I would like to run several instances of a program on a varying number of input file in parallel. The program itself is not parallellised, this is why I am looking for a way to submit multiple instances. I'm aware of GNU parallel, however the bash script that I'm writing will be shared with my co-workers, and not all of them have it installed.

I found an answer that almost matches my needs here, however the number of processes there are hardcoded, so I can't use a here document. In my case, there will be a different number of input files, so I thought I can list them and then feed to xargs to execute them. I tried various ways but neither of them worked. Two of my attemps to modify the code from the link:

#!/bin/bash
nprocs=3
# Attempt one: use a loop
commands=$( for ((i=0; i<5; i++)); do echo "sleep $i; echo $i;"; done )
echo Commands:
echo $commands
echo
{
    echo $commands | xargs -n 1 -P $nprocs -I {} sh -c 'eval "$1"' - {}
} &
echo "Waiting for commands to finish..."
wait $!

# Attempt two: use awk, the rest as above
commands=$( awk 'BEGIN{for (i=1; i<5; i++) { printf("sleep %d && echo \"ps %d\";\n", i, i) }}' )
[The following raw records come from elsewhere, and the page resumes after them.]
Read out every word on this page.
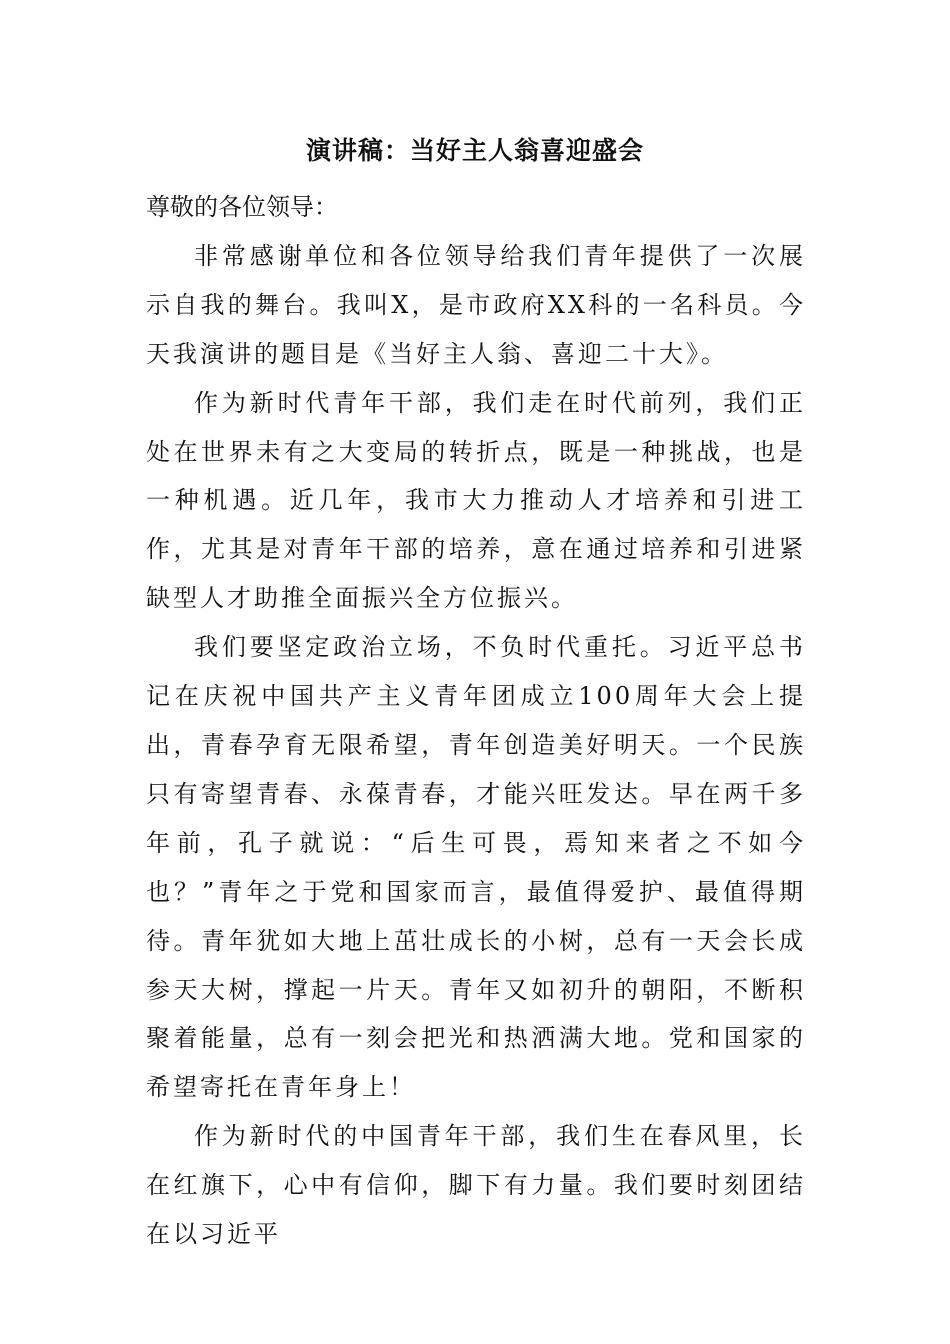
演讲稿：当好主人翁喜迎盛会

尊敬的各位领导：

非常感谢单位和各位领导给我们青年提供了一次展示自我的舞台。我叫X，是市政府XX科的一名科员。今天我演讲的题目是《当好主人翁、喜迎二十大》。

作为新时代青年干部，我们走在时代前列，我们正处在世界未有之大变局的转折点，既是一种挑战，也是一种机遇。近几年，我市大力推动人才培养和引进工作，尤其是对青年干部的培养，意在通过培养和引进紧缺型人才助推全面振兴全方位振兴。

我们要坚定政治立场，不负时代重托。习近平总书记在庆祝中国共产主义青年团成立100周年大会上提出，青春孕育无限希望，青年创造美好明天。一个民族只有寄望青春、永葆青春，才能兴旺发达。早在两千多年前，孔子就说：“后生可畏，焉知来者之不如今也？”青年之于党和国家而言，最值得爱护、最值得期待。青年犹如大地上茁壮成长的小树，总有一天会长成参天大树，撑起一片天。青年又如初升的朝阳，不断积聚着能量，总有一刻会把光和热洒满大地。党和国家的希望寄托在青年身上！

作为新时代的中国青年干部，我们生在春风里，长在红旗下，心中有信仰，脚下有力量。我们要时刻团结在以习近平
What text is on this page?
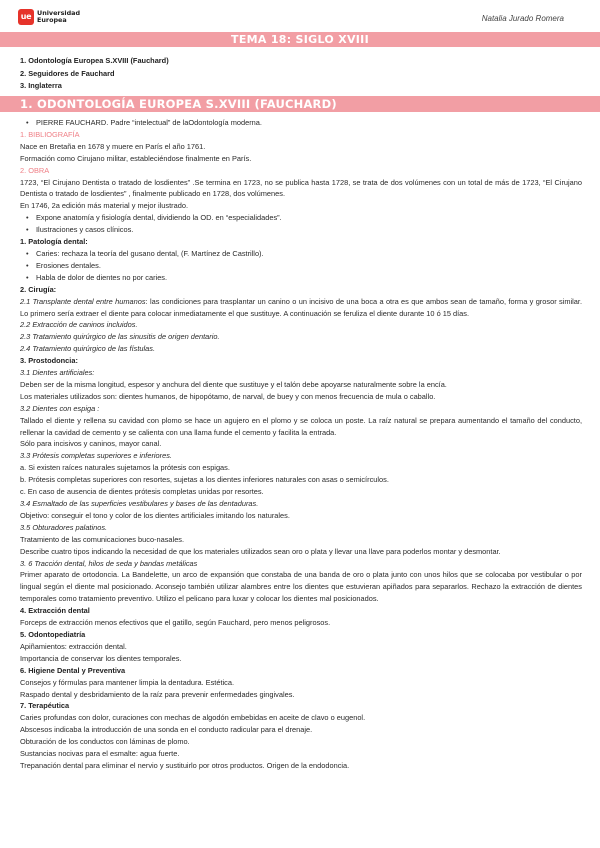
ue Universidad
Europea	Natalia Jurado Romera
TEMA 18: SIGLO XVIII
1. Odontología Europea S.XVIII (Fauchard)
2. Seguidores de Fauchard
3. Inglaterra
1. ODONTOLOGÍA EUROPEA S.XVIII (FAUCHARD)

• PIERRE FAUCHARD. Padre “intelectual” de laOdontología moderna.

1. BIBLIOGRAFÍA

Nace en Bretaña en 1678 y muere en París el año 1761.

Formación como Cirujano militar, estableciéndose finalmente en París.

2. OBRA

1723, “El Cirujano Dentista o tratado de losdientes” .Se termina en 1723, no se publica hasta 1728, se trata de dos volúmenes con un total de más de 1723, “El Cirujano Dentista o tratado de losdientes” , finalmente publicado en 1728, dos volúmenes.

En 1746, 2a edición más material y mejor ilustrado.

• Expone anatomía y fisiología dental, dividiendo la OD. en “especialidades”.

• Ilustraciones y casos clínicos.

1. Patología dental:

• Caries: rechaza la teoría del gusano dental, (F. Martínez de Castrillo).

• Erosiones dentales.

• Habla de dolor de dientes no por caries.

2. Cirugía:

2.1 Transplante dental entre humanos: las condiciones para trasplantar un canino o un incisivo de una boca a otra es que ambos sean de tamaño, forma y grosor similar. Lo primero sería extraer el diente para colocar inmediatamente el que sustituye. A continuación se feruliza el diente durante 10 ó 15 días.

2.2 Extracción de caninos incluidos.

2.3 Tratamiento quirúrgico de las sinusitis de origen dentario.

2.4 Tratamiento quirúrgico de las fístulas.

3. Prostodoncia:

3.1 Dientes artificiales:

Deben ser de la misma longitud, espesor y anchura del diente que sustituye y el talón debe apoyarse naturalmente sobre la encía.

Los materiales utilizados son: dientes humanos, de hipopótamo, de narval, de buey y con menos frecuencia de mula o caballo.

3.2 Dientes con espiga :

Tallado el diente y rellena su cavidad con plomo se hace un agujero en el plomo y se coloca un poste. La raíz natural se prepara aumentando el tamaño del conducto, rellenar la cavidad de cemento y se calienta con una llama funde el cemento y facilita la entrada.

Sólo para incisivos y caninos, mayor canal.

3.3 Prótesis completas superiores e inferiores.

a. Si existen raíces naturales sujetamos la prótesis con espigas.

b. Prótesis completas superiores con resortes, sujetas a los dientes inferiores naturales con asas o semicírculos.

c. En caso de ausencia de dientes prótesis completas unidas por resortes.

3.4 Esmaltado de las superficies vestibulares y bases de las dentaduras.

Objetivo: conseguir el tono y color de los dientes artificiales imitando los naturales.

3.5 Obturadores palatinos.

Tratamiento de las comunicaciones buco-nasales.

Describe cuatro tipos indicando la necesidad de que los materiales utilizados sean oro o plata y llevar una llave para poderlos montar y desmontar.

3. 6 Tracción dental, hilos de seda y bandas metálicas

Primer aparato de ortodoncia. La Bandelette, un arco de expansión que constaba de una banda de oro o plata junto con unos hilos que se colocaba por vestibular o por lingual según el diente mal posicionado. Aconsejo también utilizar alambres entre los dientes que estuvieran apiñados para separarlos. Rechazo la extracción de dientes temporales como tratamiento preventivo. Utilizo el pelicano para luxar y colocar los dientes mal posicionados.

4. Extracción dental

Forceps de extracción menos efectivos que el gatillo, según Fauchard, pero menos peligrosos.

5. Odontopediatría

Apiñamientos: extracción dental.

Importancia de conservar los dientes temporales.

6. Higiene Dental y Preventiva

Consejos y fórmulas para mantener limpia la dentadura. Estética.

Raspado dental y desbridamiento de la raíz para prevenir enfermedades gingivales.

7. Terapéutica

Caries profundas con dolor, curaciones con mechas de algodón embebidas en aceite de clavo o eugenol.

Abscesos indicaba la introducción de una sonda en el conducto radicular para el drenaje.

Obturación de los conductos con láminas de plomo.

Sustancias nocivas para el esmalte: agua fuerte.

Trepanación dental para eliminar el nervio y sustituirlo por otros productos. Origen de la endodoncia.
The commands are executed one after the other. What could be wrong? Thanks.

Suzanka
  • 127
  • 2
  • 9

2 Answers2

2

Try running just

xargs -n 1

to see what commands are being run.

To avoid problems with quoting, I'd use an array of commands.

#! /bin/bash
nprocs=3

commands=()
for i in {0..4} ; do
    commands+=("sleep 1; echo $i")
done

echo Commands:
echo "${commands[@]}"

printf '%s\n' "${commands[@]}" \
| xargs -n 1 -P $nprocs -I % bash -c % &

echo "Waiting for commands to finish..."
wait $!
choroba
  • 231,213
  • 25
  • 204
  • 289
1

parallel --embed (version >20180122) is made for your situation:

parallel --embed > newscript.sh

Now edit the last lines of newscript.sh and you have GNU Parallel included in your script that you can distribute.

Ole Tange
  • 31,768
  • 5
  • 86
  • 104